Knowing that I’m not alone–far from alone, quite well-accompanied–in this spiral of constant comparison, helps.
Opening up a discussion about these things with people who may know what you’re going through–may not understand at all–or may simply insist on continuing viewing you as some sort of a glammed-up idol with an awesomely collected life–helps.
I will disclaim all responsibility for leading a “really cool life,” but until we can all get over the fact that stats and Likes and Facebook updates about achievements do not = SUCCESS, you won’t believe me when I say that my life is not all you’re cracking it up to be. Yes, my life is wonderful, but not for the reasons you think it is.

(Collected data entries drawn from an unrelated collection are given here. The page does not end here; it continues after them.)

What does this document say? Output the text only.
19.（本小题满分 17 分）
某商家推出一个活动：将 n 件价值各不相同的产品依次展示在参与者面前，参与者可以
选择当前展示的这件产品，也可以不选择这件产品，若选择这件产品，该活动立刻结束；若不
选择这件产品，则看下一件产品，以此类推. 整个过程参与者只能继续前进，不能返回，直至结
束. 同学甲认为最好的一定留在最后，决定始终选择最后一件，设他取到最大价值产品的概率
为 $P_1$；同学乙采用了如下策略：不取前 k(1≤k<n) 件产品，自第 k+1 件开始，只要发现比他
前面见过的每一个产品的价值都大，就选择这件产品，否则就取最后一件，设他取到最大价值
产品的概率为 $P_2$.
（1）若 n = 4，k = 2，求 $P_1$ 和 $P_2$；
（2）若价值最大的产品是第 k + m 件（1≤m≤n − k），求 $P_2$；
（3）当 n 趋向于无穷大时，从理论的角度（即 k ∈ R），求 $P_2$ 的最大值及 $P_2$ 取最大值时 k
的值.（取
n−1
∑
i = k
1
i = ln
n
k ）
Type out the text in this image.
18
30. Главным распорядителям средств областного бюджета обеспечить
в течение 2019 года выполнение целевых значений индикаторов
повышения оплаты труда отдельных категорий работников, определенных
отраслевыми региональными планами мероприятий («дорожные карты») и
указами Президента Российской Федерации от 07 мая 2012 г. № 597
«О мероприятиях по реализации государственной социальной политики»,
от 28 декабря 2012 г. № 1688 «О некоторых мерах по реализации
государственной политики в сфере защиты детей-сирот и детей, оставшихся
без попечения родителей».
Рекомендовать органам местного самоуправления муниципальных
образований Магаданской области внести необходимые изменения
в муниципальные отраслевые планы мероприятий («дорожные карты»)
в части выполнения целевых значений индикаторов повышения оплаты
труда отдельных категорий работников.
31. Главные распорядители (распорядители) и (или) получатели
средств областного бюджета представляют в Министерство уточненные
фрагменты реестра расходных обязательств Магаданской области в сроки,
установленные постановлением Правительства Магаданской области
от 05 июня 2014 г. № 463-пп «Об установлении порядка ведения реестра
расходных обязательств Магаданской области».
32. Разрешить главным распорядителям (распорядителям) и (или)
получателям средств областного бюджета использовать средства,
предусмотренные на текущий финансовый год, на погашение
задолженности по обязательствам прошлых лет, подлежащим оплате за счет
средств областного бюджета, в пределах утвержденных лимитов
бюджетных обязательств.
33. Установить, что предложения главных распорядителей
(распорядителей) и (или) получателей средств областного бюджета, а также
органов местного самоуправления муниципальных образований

It’s wonderful not because of the individual things I do or “accomplish,” but because I’m doing them for the right reasons.
In short, I’m doing whatever the f* I want to do.
And that’s why I won’t apologize for this insanely long post, and why I’m glad I gave into the impulse to make these chocolate peanut butter krispies Oreo brownies just because I wanted to. They’re crazy in all the right ways: vegan-friendly, fudgy, krispy-topped, chocolate-and-peanut-butter-rich, and Oreo-stuffed. Hellz to the yes! I brought them to a friend’s PhD grad party and they went lickety-split, so that’s the kind of measurable success I love.
I’m also incredibly excited to announce a generous giveaway from the lovely folks at Peanut Butter & Co., who sent five jars of absolutely amazing peanut butters my way for this post. I used their Dark Chocolate Dreams peanut butter to make the krispies topping for this epic brownie, and they’re making sure you can as well! Enter below for a chance to win three jars of special peanut butter of your choosing–you can browse all their delicious products (or even order your own if you can’t wait) on their website. These folks really make my day with all their delicious flavors and have gotten me through many a late-night of identity crisis, so needless to say, this peanut butter holds a special place in my heart…I can’t wait for you all to try it!
I’ve written a lot in this post, so naturally I can’t wait to hear about all your own experiences. How do you handle the pressures of self-perception and perceptions of others?
I received free product samples from Peanut Butter & Company but was not otherwise compensated for this post. All opinions expressed herein are, of course, 100% my own.